On Monday, Kumaratunga wrote to Wickremesinghe saying that she had unfettered powers as executive president to appoint or remove Cabinet ministers, and added that she also disagreed with the premier’s contention that ministers were appointed or removed on his recommendation.

The exchange came after the president demanded that Commerce Minister Ravi Karunanayake be removed from the Cabinet for levelling all kinds of allegations against her.

The current political quagmire is not unexpected given the deep divisions between the government and the president. But another possible parliamentary election in December would turn the clock back on what is shaping to be the best chance yet for lasting peace, analysts say.

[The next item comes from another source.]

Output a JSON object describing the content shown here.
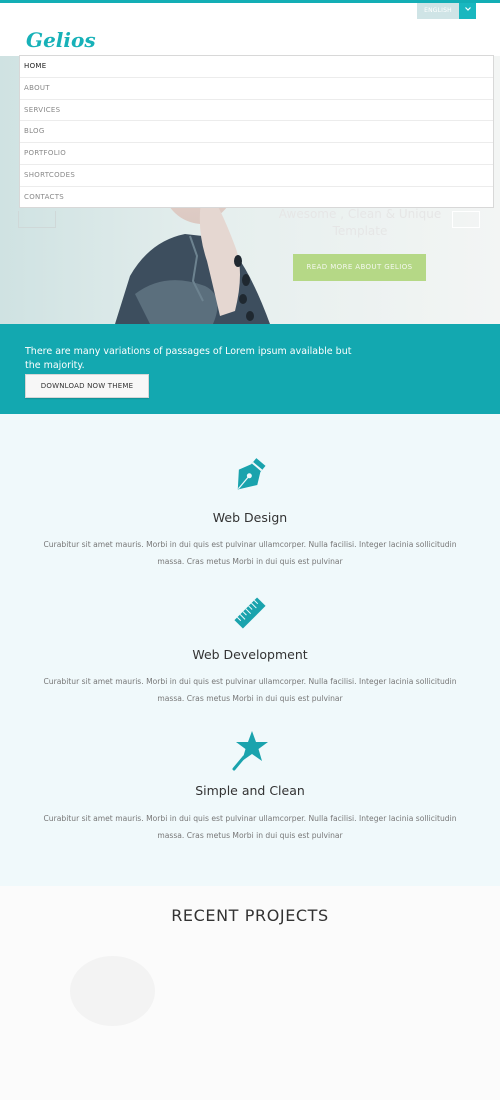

“You can say goodbye to peace if parliament is dissolved or the president doesn’t give her support to the current peace process,” said a senior parliamentarian on the opposition benches from Kumaratunga’s People’s Alliance (PA).

“Everything will go up in smoke if the two leaders continue fighting in this manner,” said the MP, who declined to be named, but who is supportive of the government’s peace initiative.

The latest tussle for power comes after the much-delayed peace talks between the government and the Tamil rebels received a boost on Saturday, when it was reported that Economic Reforms Minister Milinda Moragoda, who is supervising the peace process, met with chief rebel negotiator Anton Balasingham at the London home of the Norwegian ambassador.

The meeting was hailed by Norwegian facilitators as a step forward after earlier talks to take place in Thailand in June became bogged down.

Another bit of positive news followed on Monday when the Tamil daily ‘Sudar Oli’, considered close to the leadership of the Liberation Tigers Tamil Eelam (LTTE), as the Tigers are officially known, said that rebel leader Velupillai Prabhakaran was ready to meet Prime Minister Wickremasinghe.

During a visit to Washington last week, where he met US President George W Bush, Wickremasinghe said he was prepared to meet Prabhakaran, whose rebels have been fighting a bitter secessionist struggle in the country’s north and east for 19 years.

The conflict has claimed the lives of more than 64,000 people since 1983.

In an interview with IPS, Kumaratunga said she too is prepared to meet Prabhakaran for talks on behalf of the country: “After all I corresponded with him during our previous peace bid in 1995,” she said in written responses to questions.

The president also denied allegations in the media that she was opposed to the peace process: “I strongly believe in co-habitation because it has been mandated by the people through elections and in that respect I remain committed to working with the (ruling) UNP (United National Party on the peace process).”

Kumaratunga, who won a second term as president in 2000, saw her party lose at the polls the following year.

However the ‘Sunday Leader’ newspaper, considered close to the Wickremesinghe administration, said last week that Kumaratunga was contemplating proroguing parliament in August through a series of moves, one of which is to declare the prime minister incompetent to rule and to dismiss the government.

For its part, the government is flexing its political muscle and pushing ahead with constitutional amendments aimed at curbing the powers of the president, particularly the right to dissolve parliament after a year of the current session of the legislature.

Sabre-rattling between the adversaries reached a new high last week when Kumaratunga, addressing the party faithful at a rally, blasted government ministers and ruling-party politicians in her customary manner.

The president’s response was not surprising given the bitterness between Kumararatunga and her ministers, particularly those who quit her ruling alliance last year and crossed over to the then opposition, and now ruling, UNP.

Harry Gunatillake, a retired air force chief turned political commentator, says Kumaratunga obviously does not want Wickremasinghe to get any political mileage from the peace process.—Dawn/The InterPress News Service.